In [None]:
%matplotlib inline
import matplotlib
import seaborn as sns
sns.set()
matplotlib.rcParams['figure.dpi'] = 144

# Scalding (Scala on Cascading)

Refer to https://github.com/twitter/scalding for the latest and greatest in Scalding documentation.


### Contents

1. [Background](#background)
1. [The Scalding API](#api)
1. [The canonical example](#countingwords)
1. [Tools set-up](#setup)
1. [A big data exercise](#exercise)

<span id='background'></span>

## Frameworks on top of MapReduce

By now you've been exposed to two frameworks of distributed computing: Hadoop MapReduce and Apache Spark.
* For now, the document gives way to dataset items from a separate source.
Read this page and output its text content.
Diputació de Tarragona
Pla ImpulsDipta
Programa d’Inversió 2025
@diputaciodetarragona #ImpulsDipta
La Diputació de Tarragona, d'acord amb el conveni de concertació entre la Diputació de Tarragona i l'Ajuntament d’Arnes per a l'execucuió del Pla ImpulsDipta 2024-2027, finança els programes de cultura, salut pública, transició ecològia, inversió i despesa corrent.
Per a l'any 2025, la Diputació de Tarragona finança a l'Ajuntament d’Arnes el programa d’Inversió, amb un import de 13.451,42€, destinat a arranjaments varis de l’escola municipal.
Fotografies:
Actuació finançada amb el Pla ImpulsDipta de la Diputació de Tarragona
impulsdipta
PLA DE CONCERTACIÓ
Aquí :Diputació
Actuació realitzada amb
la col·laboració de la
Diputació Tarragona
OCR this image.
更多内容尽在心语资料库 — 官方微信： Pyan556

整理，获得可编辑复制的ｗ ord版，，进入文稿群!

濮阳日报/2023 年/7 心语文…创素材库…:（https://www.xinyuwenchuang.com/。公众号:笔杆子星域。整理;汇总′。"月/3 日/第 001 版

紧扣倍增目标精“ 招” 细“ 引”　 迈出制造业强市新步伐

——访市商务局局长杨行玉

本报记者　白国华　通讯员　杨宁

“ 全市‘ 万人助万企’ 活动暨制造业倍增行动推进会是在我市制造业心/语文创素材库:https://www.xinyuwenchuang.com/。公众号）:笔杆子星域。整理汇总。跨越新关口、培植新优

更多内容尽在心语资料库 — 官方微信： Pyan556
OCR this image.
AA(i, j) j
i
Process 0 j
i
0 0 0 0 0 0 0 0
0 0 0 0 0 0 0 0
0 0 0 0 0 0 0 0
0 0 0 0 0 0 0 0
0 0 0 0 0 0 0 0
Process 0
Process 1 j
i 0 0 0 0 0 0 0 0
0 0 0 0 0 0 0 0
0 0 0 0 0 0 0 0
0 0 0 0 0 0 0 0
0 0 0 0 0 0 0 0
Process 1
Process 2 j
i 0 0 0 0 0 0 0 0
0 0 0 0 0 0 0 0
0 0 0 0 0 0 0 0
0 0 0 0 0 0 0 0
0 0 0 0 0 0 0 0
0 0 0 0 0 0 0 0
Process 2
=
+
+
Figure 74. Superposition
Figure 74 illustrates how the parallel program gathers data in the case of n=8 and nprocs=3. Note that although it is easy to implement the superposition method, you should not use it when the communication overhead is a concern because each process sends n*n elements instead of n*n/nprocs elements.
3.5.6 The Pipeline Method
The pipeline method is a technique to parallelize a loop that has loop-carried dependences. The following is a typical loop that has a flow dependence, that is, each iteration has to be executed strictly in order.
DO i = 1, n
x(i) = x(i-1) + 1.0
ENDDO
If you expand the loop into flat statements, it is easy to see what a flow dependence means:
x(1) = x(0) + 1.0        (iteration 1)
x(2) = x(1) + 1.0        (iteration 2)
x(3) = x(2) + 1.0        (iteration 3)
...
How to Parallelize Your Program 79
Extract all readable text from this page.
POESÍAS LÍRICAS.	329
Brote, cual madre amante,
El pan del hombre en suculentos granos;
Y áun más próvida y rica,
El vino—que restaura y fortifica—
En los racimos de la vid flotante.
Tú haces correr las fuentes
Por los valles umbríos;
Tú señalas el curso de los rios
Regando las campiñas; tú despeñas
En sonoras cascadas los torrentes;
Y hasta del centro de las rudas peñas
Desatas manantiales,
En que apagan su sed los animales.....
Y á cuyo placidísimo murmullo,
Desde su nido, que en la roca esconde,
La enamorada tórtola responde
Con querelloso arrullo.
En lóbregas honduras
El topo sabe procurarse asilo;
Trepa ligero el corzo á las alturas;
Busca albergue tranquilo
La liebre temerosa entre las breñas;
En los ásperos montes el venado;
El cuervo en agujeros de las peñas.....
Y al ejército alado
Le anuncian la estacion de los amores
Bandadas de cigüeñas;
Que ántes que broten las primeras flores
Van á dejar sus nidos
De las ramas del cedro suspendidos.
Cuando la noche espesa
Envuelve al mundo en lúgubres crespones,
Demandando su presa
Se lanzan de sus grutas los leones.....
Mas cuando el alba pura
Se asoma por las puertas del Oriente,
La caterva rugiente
Spark showed us how "nice" programming around big data can be in terms of expressing your algorithms in terms of primitives and functions that allow you to think more abstractly than "key, value, shuffle, map-and-reduce-only." However there are still many situations in which we would still like our cluster manager to run MapReduce under the hood without sacrificing convenient utilities like joins.

Thankfully, several APIs exist on top of MapReduce that allow exactly this: [Pig](https://pig.apache.org/docs/latest/basic.html), [Crunch](https://crunch.apache.org), and [Cascading](http://www.cascading.org) are the most popular; they each offer benefits and tradeoffs over one another. 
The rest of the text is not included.